6. Dongzhong Mid Cave School, China
• Although now this unusual school is no longer functioning, its memory is still alive. It was opened in 1984 in the village of Miao, located in the Chinese mountainous region of Guizhou.
• Guizhou is one of the poorest provinces in China, and the villagers did not count on the help of the authorities in opening a school. And the desire to give children an education was so great that the school was equipped in a cave. There were almost 9 students for 200 teachers.
• The school worked for 23 years, after which the authorities closed it with the wording that China is "not a community of cavemen."
5. Salem Witch School, USA
• There is some irony in the fact that while Salem's reputation was shaped by the fear of witches, today this Massachusetts city is a place where witches gather openly. By witches, I mean those who practice the Wiccan religion, which has its origins in pagan Celtic traditions.
• Today in Salem, according to various sources, there are from 800 to 1600 witches. A number of downtown shops are run by Wiccans and sell herbs, amulets, talismans, and other magical accessories.
• The Salem Witch School is a large school campus that welcomes young witches (and witchers) from all over America. Students learn alchemy, the art of divination, runes, the history of magic, and other subjects related to magic in one way or another.
4. School of elves, Iceland
• This non-standard educational institution is designed to study Icelandic folklore about elves and their relationship with people. Since its foundation in 1990, this school has enrolled more than 9000 students, mostly foreigners.
• The school provides an expert diploma in elves, and an accelerated course takes only 5 hours.
3. Husband hunting school, Japan
• The Infini School, founded in 2010, offers a variety of courses for brides and grooms. In it, students learn how to move correctly and behave elegantly to win the hearts and minds of potential partners and their parents, who are often a serious obstacle to successful unions. The average age of the students is 30 years old.
• Instructors critically evaluate students' clothing, their postures, and even small details like the way they cross their legs or get out of the car. Men and women are taught different skills, from how to properly set the table to how to be more emotionally liberated.
• Currently in Japan, men corresponding to "4T" are in trend:
- teishisei – modest and polite,
- teirisuku – having a stable job, with a low level of risk of dismissal,
- teiizon – not dependent on their wives for household chores (ready to help around the house and with children),
- teinenpi – thrifty.
2. Kenelaken, Russia
• This Yakut nomadic school is designed for the children of reindeer herders in the Olenyok region of the Republic of Sakha. These schools are small – up to 8 students and 2-3 teachers. But they allow children not to be separated from their families, and the quality of education meets the state standard.
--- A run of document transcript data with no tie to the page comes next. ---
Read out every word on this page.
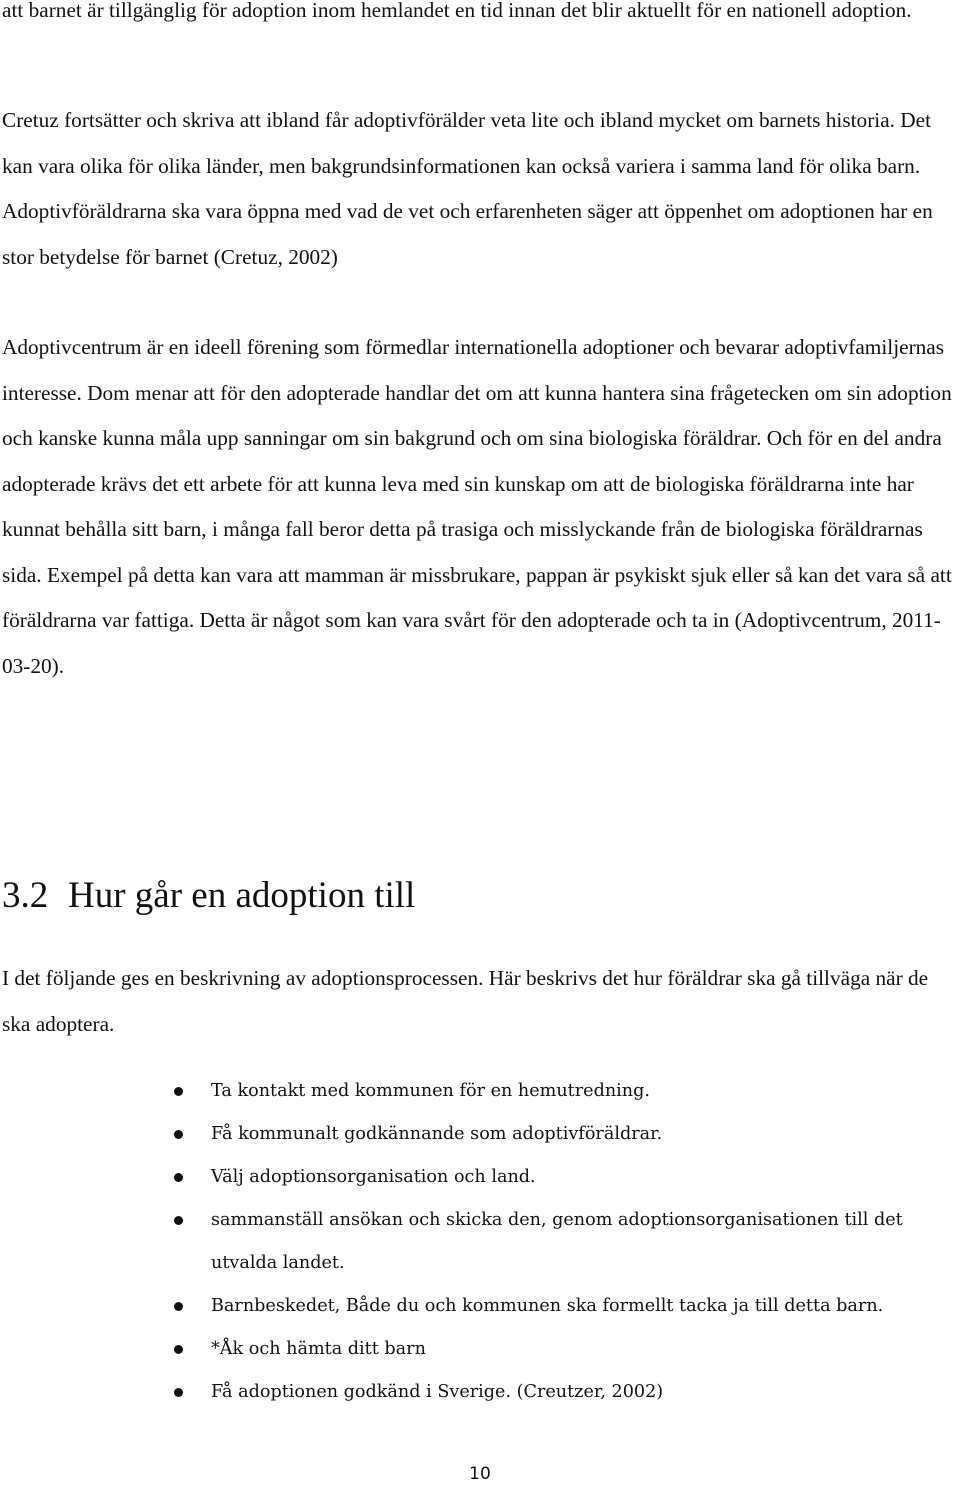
att barnet är tillgänglig för adoption inom hemlandet en tid innan det blir aktuellt för en nationell adoption.

Cretuz fortsätter och skriva att ibland får adoptivförälder veta lite och ibland mycket om barnets historia. Det kan vara olika för olika länder, men bakgrundsinformationen kan också variera i samma land för olika barn. Adoptivföräldrarna ska vara öppna med vad de vet och erfarenheten säger att öppenhet om adoptionen har en stor betydelse för barnet (Cretuz, 2002)

Adoptivcentrum är en ideell förening som förmedlar internationella adoptioner och bevarar adoptivfamiljernas interesse. Dom menar att för den adopterade handlar det om att kunna hantera sina frågetecken om sin adoption och kanske kunna måla upp sanningar om sin bakgrund och om sina biologiska föräldrar. Och för en del andra adopterade krävs det ett arbete för att kunna leva med sin kunskap om att de biologiska föräldrarna inte har kunnat behålla sitt barn, i många fall beror detta på trasiga och misslyckande från de biologiska föräldrarnas sida. Exempel på detta kan vara att mamman är missbrukare, pappan är psykiskt sjuk eller så kan det vara så att föräldrarna var fattiga. Detta är något som kan vara svårt för den adopterade och ta in (Adoptivcentrum, 2011-03-20).

3.2 Hur går en adoption till

I det följande ges en beskrivning av adoptionsprocessen. Här beskrivs det hur föräldrar ska gå tillväga när de ska adoptera.

Ta kontakt med kommunen för en hemutredning.
Få kommunalt godkännande som adoptivföräldrar.
Välj adoptionsorganisation och land.
sammanställ ansökan och skicka den, genom adoptionsorganisationen till det utvalda landet.
Barnbeskedet, Både du och kommunen ska formellt tacka ja till detta barn.
*Åk och hämta ditt barn
Få adoptionen godkänd i Sverige. (Creutzer, 2002)
10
1. School under the railway bridge, India
• Little beggars at train stations are a painful sight, but if you give them an education, their lives can change for the better. With this idea, Rajesh Kumar from New Delhi organized a mini-school under the railway bridge.
• In it, students are taught reading, writing and mathematics, they are given homework, as in a regular elementary school. Children can join and leave classes as they wish.